I understand why and how this happens. I’ll be the first to admit that I’ve trusted my gut over all the other information in making hiring decisions. I’ll also confess that I’ve regretted those decisions more than any others I’ve made. It’s not easy to terminate an employee that you really liked right from the start. You may be inclined to think that I just don’t have good instincts, and you may be right. But can you honestly say that your instincts are the very best measure of a candidate’s ability? If you’ve always relied on instinct alone, then you don’t really know.
This attitude of extreme self-assuredness shows up elsewhere, too. It comes across in training sessions as indifference to learning or as a direct challenge. I’ve been told by sales reps entering training sessions that there is nothing new I can teach them, that they could teach any class on selling. (I respond by inviting them to join in on teaching and to go first in role plays.) It comes across in sales calls, often as a lack of listening to others’ ideas and/or to the customer’s needs. It comes across in team meetings as impatience, impertinence or insolence – people with this attitude of superiority seem compelled to make sure everyone knows how put upon they are to be in these meetings. This attitude comes across in interactions with other team members, too, especially those who are not in the sales department. In these scenarios, it shows up as entitlement and others perceive it as elitist and demanding.
When I talk to sales managers about team members who display these attitudes and behaviors, they defend them more often than not. When I ask about humility, I usually get surprised reactions because most people in selling seem to think of humility as a weakness.
Humility is a summary term, generally used to describe a state of being modest and respectful. It is most often used in describing how someone positions themselves relative to others (in position, rank, self-estimation of importance, etc.). The word “humility” originates from the Latin word humilis meaning "grounded," "from the earth," or "low." In Old English, the meaning was “insignificance.” To understand this word even better, it helps to know that its antonyms are pride and arrogance.
I’ll add to this definition by describing the behaviors that I associate with humility. First and foremost, I think humility is expressed by a willingness to learn and openness to others’ ideas and input. This doesn’t have to look weak or meek. Rather, I see it as curious and interested. I find it refreshing to interact with people who aren’t afraid to ask questions instead of posturing as if they have all the answers.
Sellers miss so much when they don’t have this kind of humility. If they aren’t open to learning, can’t put others’ needs and interests in the foreground, and strut about as if they are more important, then they won’t fully connect with others. Without a connection, how does trust develop?
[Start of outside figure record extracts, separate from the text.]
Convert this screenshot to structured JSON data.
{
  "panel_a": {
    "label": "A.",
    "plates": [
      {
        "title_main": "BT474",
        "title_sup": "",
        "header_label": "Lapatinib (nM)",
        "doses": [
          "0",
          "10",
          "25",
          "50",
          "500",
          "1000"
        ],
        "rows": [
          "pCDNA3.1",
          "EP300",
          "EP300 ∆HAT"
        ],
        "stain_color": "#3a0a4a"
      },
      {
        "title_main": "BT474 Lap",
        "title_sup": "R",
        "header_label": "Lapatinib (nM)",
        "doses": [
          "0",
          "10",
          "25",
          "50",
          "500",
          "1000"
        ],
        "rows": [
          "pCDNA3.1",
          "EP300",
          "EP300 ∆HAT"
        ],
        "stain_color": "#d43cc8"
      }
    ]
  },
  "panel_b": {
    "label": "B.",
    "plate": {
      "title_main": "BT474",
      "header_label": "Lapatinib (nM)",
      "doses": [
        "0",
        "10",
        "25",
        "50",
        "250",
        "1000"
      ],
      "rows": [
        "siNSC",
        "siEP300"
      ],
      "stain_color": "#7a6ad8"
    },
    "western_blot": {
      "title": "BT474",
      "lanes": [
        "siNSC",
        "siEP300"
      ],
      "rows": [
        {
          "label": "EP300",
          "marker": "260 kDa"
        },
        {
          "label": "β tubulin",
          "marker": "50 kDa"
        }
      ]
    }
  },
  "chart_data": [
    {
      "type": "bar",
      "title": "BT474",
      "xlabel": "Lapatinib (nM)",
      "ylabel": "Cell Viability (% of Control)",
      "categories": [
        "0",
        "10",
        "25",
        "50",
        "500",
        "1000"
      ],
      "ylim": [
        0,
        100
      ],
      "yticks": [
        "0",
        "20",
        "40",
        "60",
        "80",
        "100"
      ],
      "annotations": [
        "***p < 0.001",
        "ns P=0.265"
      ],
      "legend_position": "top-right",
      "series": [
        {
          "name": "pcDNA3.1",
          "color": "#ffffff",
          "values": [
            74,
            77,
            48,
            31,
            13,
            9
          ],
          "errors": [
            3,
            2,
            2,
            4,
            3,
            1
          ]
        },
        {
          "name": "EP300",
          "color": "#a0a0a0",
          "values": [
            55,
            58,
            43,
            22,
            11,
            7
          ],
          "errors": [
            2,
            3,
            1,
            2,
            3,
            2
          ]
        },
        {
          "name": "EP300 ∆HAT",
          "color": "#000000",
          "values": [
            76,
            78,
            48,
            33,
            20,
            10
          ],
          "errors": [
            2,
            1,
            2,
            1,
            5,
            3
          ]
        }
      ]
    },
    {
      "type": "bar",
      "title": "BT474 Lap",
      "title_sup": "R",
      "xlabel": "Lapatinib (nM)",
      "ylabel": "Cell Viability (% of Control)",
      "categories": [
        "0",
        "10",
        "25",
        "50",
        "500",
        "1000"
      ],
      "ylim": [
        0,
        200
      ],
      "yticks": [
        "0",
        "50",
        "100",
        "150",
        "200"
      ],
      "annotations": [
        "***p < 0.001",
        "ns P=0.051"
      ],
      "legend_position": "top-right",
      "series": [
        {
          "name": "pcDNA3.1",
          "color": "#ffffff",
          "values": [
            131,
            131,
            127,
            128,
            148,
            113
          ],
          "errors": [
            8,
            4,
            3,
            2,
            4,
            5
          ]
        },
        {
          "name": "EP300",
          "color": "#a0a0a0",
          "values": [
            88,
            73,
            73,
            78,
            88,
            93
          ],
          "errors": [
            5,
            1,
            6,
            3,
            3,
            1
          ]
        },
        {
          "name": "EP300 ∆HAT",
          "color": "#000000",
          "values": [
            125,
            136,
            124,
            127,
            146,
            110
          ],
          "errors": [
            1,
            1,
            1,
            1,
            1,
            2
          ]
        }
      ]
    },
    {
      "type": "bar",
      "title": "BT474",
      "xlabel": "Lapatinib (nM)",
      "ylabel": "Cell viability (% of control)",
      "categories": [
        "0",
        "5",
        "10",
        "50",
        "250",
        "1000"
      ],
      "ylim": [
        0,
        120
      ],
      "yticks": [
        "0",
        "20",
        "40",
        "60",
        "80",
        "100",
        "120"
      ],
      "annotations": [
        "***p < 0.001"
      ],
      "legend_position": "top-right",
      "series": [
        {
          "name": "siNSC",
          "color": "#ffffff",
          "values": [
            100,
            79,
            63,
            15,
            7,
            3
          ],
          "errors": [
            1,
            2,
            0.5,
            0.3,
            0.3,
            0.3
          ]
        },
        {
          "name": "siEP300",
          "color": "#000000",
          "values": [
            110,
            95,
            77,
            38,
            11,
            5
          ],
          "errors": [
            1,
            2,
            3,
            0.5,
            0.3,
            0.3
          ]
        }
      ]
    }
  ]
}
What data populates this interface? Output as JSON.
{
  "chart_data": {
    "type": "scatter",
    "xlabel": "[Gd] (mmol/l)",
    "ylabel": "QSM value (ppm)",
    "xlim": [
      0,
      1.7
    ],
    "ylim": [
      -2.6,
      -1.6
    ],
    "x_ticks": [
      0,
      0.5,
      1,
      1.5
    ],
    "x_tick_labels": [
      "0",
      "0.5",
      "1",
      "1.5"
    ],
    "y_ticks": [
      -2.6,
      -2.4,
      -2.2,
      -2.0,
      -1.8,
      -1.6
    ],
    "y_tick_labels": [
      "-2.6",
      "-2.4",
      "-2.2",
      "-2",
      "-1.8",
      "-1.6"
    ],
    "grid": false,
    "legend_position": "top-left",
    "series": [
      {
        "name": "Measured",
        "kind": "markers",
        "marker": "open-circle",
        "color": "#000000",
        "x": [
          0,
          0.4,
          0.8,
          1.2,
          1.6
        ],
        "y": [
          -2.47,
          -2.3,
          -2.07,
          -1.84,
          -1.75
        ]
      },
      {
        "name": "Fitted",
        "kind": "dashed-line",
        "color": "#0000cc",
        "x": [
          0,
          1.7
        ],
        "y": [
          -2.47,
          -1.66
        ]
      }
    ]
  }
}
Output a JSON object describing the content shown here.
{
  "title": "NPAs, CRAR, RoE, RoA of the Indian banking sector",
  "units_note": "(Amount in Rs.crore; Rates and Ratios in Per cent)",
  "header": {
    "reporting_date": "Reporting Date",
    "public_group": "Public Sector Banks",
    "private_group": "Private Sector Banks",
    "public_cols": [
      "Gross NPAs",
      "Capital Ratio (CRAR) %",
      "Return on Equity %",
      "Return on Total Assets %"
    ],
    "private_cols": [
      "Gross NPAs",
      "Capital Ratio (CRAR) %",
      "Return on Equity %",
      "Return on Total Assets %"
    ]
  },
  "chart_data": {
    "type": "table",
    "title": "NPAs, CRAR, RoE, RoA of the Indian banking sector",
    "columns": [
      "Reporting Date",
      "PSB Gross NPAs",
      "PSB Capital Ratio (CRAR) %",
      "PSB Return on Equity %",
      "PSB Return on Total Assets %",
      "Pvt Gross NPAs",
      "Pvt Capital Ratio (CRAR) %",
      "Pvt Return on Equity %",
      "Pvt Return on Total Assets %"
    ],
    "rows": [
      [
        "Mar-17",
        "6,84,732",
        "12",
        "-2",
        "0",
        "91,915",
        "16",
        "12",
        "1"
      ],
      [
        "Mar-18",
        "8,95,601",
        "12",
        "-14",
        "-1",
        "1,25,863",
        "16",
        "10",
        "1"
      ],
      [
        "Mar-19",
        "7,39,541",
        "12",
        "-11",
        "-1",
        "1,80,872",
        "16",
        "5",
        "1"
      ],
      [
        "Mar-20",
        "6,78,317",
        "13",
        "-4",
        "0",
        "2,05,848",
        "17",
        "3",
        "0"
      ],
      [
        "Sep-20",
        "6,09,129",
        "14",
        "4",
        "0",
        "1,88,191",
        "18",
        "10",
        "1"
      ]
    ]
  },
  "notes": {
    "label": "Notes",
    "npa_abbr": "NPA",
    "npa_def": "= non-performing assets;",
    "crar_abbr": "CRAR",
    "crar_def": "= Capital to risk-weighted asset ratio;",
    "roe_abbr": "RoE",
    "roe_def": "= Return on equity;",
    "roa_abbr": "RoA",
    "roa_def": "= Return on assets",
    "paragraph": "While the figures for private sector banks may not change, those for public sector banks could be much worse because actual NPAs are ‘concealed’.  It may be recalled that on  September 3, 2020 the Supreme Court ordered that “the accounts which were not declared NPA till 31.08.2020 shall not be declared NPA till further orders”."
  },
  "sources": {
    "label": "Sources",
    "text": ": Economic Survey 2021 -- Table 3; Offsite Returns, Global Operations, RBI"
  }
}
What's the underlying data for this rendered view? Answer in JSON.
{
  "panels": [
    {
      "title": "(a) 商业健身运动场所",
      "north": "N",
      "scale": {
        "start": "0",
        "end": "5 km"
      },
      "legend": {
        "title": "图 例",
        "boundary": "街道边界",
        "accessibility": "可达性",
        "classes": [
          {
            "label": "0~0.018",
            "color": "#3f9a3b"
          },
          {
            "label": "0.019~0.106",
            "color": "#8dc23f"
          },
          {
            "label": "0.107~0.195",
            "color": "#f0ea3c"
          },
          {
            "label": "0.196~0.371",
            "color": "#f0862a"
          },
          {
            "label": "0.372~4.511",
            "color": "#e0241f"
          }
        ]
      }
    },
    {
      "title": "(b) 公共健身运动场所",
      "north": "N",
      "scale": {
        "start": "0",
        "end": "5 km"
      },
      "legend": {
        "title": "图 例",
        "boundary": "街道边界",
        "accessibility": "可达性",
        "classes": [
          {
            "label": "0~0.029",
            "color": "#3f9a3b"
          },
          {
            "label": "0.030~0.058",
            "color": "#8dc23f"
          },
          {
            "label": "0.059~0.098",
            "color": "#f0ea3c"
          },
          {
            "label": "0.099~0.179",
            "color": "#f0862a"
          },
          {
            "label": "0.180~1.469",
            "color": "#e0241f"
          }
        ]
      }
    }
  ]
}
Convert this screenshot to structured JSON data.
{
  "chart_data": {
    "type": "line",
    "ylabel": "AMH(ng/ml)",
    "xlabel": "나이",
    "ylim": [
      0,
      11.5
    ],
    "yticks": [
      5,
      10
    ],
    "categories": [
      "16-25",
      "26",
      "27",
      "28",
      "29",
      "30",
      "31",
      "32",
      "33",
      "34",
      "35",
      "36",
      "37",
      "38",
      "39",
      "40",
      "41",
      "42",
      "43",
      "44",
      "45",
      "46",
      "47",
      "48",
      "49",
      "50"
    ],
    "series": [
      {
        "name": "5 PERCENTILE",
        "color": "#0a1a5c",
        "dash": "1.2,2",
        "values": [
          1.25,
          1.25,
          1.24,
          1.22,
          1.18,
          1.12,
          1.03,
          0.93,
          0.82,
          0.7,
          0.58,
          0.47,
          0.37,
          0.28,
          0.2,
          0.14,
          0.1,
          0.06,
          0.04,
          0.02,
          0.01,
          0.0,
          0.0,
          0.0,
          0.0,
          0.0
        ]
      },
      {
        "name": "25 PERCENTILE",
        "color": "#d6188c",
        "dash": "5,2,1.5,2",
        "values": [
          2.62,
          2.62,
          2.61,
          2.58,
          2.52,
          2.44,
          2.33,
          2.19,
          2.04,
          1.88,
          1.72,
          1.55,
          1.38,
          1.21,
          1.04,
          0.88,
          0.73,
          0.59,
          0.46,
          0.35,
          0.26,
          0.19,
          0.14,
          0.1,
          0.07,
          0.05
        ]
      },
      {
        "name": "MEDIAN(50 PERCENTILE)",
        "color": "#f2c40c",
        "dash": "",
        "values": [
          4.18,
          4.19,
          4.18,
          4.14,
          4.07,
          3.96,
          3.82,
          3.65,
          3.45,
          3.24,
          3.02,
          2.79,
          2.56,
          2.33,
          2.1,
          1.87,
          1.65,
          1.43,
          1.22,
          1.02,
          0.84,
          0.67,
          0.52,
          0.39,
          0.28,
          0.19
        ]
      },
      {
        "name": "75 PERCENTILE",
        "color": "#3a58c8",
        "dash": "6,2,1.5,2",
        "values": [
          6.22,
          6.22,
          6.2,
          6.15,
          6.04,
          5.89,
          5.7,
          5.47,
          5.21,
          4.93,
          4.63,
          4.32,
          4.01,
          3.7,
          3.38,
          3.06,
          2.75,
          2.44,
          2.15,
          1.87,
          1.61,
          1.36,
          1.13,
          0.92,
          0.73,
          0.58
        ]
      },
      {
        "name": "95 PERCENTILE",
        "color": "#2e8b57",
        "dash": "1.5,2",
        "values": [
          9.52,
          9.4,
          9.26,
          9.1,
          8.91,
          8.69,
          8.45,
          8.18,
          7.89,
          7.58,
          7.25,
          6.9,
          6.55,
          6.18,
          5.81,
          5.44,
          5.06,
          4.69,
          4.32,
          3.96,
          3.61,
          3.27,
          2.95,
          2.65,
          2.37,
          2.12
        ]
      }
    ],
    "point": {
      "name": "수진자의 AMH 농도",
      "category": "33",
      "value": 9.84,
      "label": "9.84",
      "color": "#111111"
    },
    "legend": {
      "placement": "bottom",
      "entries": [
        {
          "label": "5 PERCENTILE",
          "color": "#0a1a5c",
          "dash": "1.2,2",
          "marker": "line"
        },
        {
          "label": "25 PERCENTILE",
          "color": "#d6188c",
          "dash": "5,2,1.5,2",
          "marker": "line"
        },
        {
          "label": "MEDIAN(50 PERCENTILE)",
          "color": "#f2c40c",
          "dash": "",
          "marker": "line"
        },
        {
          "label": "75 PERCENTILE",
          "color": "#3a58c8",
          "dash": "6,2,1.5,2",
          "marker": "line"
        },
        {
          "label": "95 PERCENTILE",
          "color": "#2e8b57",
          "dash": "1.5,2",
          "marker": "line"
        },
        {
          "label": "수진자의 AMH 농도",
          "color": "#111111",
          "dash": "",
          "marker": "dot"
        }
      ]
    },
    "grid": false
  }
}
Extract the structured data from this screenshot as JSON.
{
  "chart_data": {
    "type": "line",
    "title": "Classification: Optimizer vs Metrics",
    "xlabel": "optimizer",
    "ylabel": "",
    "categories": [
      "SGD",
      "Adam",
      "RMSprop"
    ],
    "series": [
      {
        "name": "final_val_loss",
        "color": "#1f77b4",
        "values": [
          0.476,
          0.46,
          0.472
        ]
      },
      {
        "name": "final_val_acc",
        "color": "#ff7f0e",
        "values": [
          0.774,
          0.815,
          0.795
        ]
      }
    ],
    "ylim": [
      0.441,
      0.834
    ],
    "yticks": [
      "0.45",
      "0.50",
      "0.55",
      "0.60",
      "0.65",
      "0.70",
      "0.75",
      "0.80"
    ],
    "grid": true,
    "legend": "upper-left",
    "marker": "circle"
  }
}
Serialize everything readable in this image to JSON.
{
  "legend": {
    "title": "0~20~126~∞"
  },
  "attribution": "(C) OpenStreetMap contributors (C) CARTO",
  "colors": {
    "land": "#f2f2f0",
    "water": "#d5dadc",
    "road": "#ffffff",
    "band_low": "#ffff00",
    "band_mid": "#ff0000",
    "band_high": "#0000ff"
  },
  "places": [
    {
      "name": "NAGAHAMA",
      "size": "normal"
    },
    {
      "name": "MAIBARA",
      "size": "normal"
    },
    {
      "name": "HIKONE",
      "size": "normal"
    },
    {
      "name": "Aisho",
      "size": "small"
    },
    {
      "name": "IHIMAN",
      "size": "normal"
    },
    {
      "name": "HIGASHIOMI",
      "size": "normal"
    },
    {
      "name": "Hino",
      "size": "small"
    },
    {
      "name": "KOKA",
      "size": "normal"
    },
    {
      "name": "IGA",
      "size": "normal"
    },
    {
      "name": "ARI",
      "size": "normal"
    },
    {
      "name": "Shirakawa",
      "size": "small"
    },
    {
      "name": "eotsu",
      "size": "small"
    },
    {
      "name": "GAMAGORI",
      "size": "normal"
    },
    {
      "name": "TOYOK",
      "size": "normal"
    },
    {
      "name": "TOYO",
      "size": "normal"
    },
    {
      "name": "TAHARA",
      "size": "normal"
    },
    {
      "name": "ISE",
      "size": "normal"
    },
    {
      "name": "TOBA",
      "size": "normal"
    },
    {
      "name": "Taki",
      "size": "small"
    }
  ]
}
At the same time, I think sales managers who look for confidence when hiring (and think the more of it the better) are on the right track. Confidence counts. But there’s a quiet confidence, an assuredness, that I think is far more effective in sales, in leadership, and in life. That deeper confidence doesn’t put on airs. It represents a maturity and a strong sense of self that makes it possible to be “grounded” and “low” so that others can be heard, understood, and served.
Dr. Mark Rittenberg of the Berkeley Executive Coaching Institute defined leadership presence as “a state of supreme confidence in which someone is able to reach out and connect with others openly.” I think this applies nicely for sellers, too.
It’s how confidence is expressed that makes it look humble or proud. In evaluating, training and hiring sellers, it’s easy to respond to the surface style. Looking more closely at the substance might reveal that humility isn’t a weakness at all.